A warm thank you to all of those who submitted questions. To respect some privacy requests, we have kept names anonymous.

In your eyes, who is the best oud master/virtuoso and why? What’s best about their technique?
I don’t think there is ONE best, there are many I learn from, and much more I enjoy listening to, techniques are here to serve an idea or a story, or a feeling, if we forget all about this and focus on techniques we lose the music.

What’s your favourite childhood memory?
So many, running in the woods with Wissam and collecting wild fennels and zaatar, and stopping by a family having lunch under a shade of a few trees. And if I think about it now, I see the beauty of not even knowing it was called Palestine, and not knowing that lands were stolen, and families had to flee, or fight till death… the simplicity of the reality, my house and the trees around was all my world.

Spill the tea – are you related to Kamilya?
Not at all, she is Palestinian, born to an oud maker father as well, herself is a great oud player and musician, but in Palestine there are several different Joubran families, but unfortunately we are not family related, she is a good friend though, highly respected and respectful.

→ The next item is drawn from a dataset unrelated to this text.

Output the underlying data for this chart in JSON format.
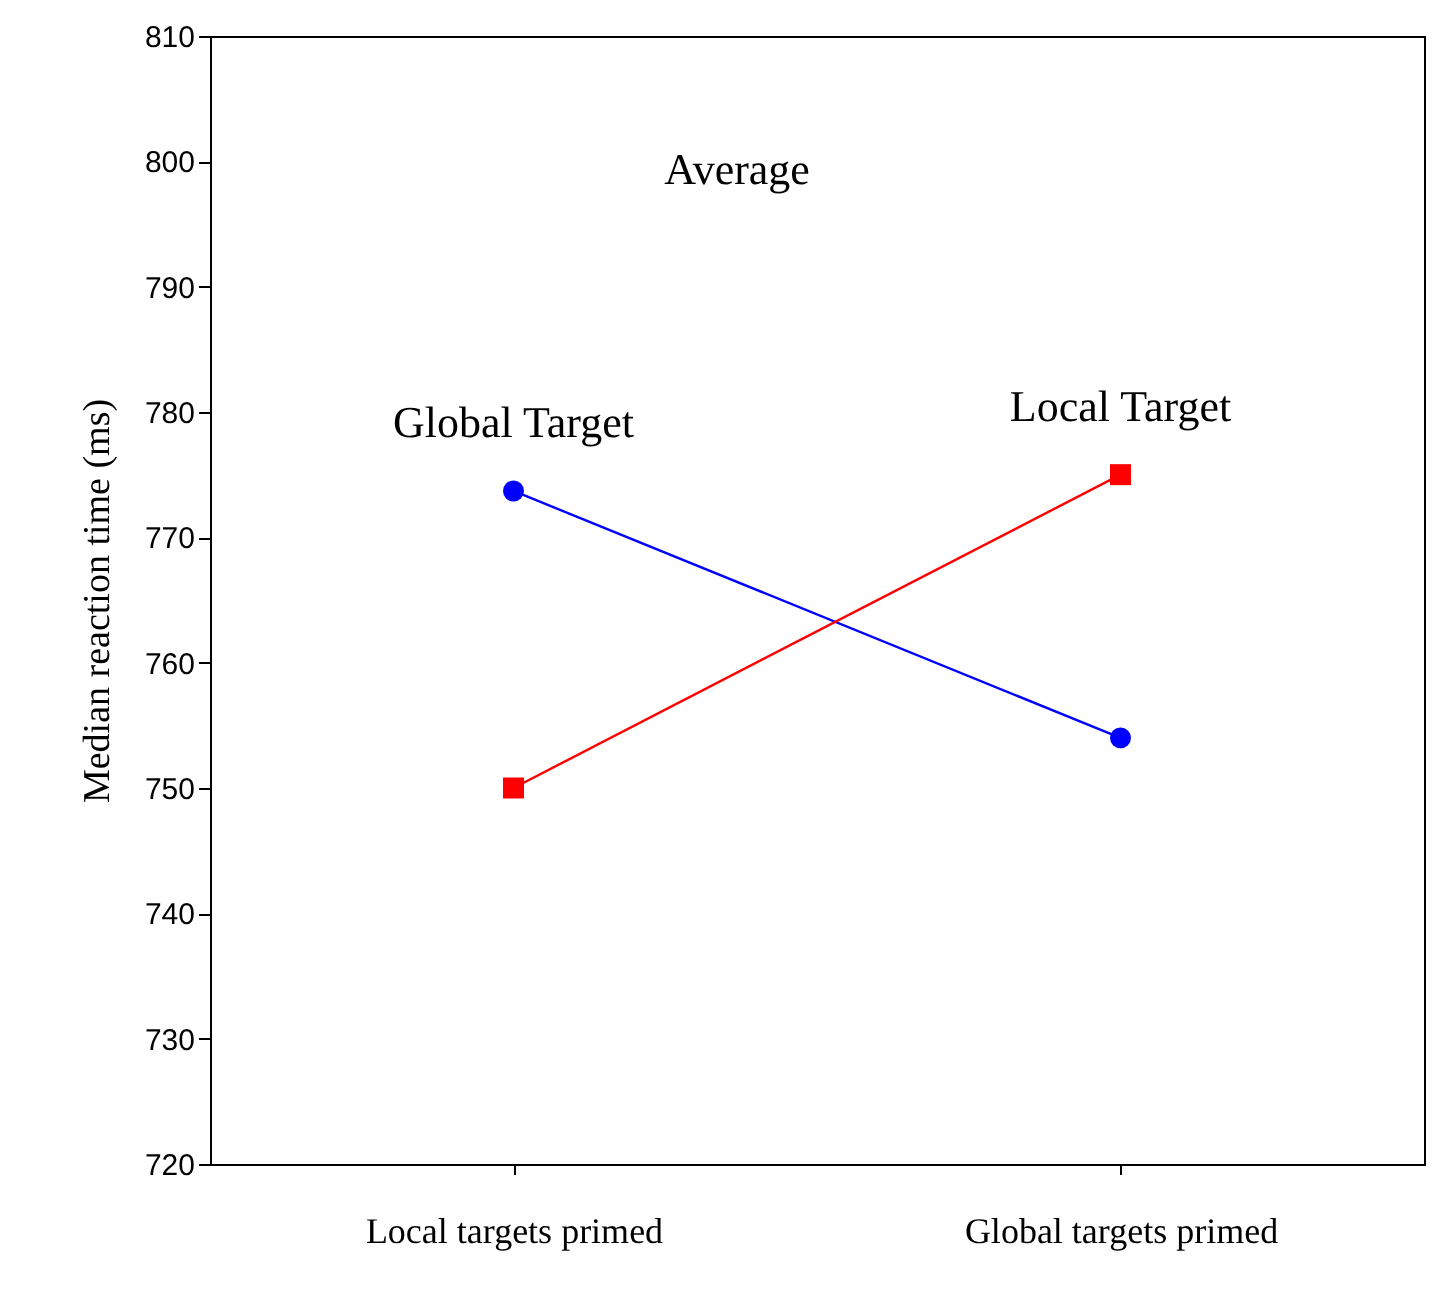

What is your favourite novel?
Paolo Coelho – Eleven minutes. 

When can we expect to see you perform next? Are there any new projects?
Performing Next is our topic with our agents, this seems to be a difficult to answer, as we have missed two booking seasons due to the pandemic, but we are so eager to be on stage, just as much as our public is eager to see us live, never the less, this is how long the three brothers haven’t seen each other and this is when we expect to see each other next. As for projects, we’ve just released a singer with a great Iranian singer Alireza Qorbani and we have a remix ready to release, waiting for the right idea for the video clip.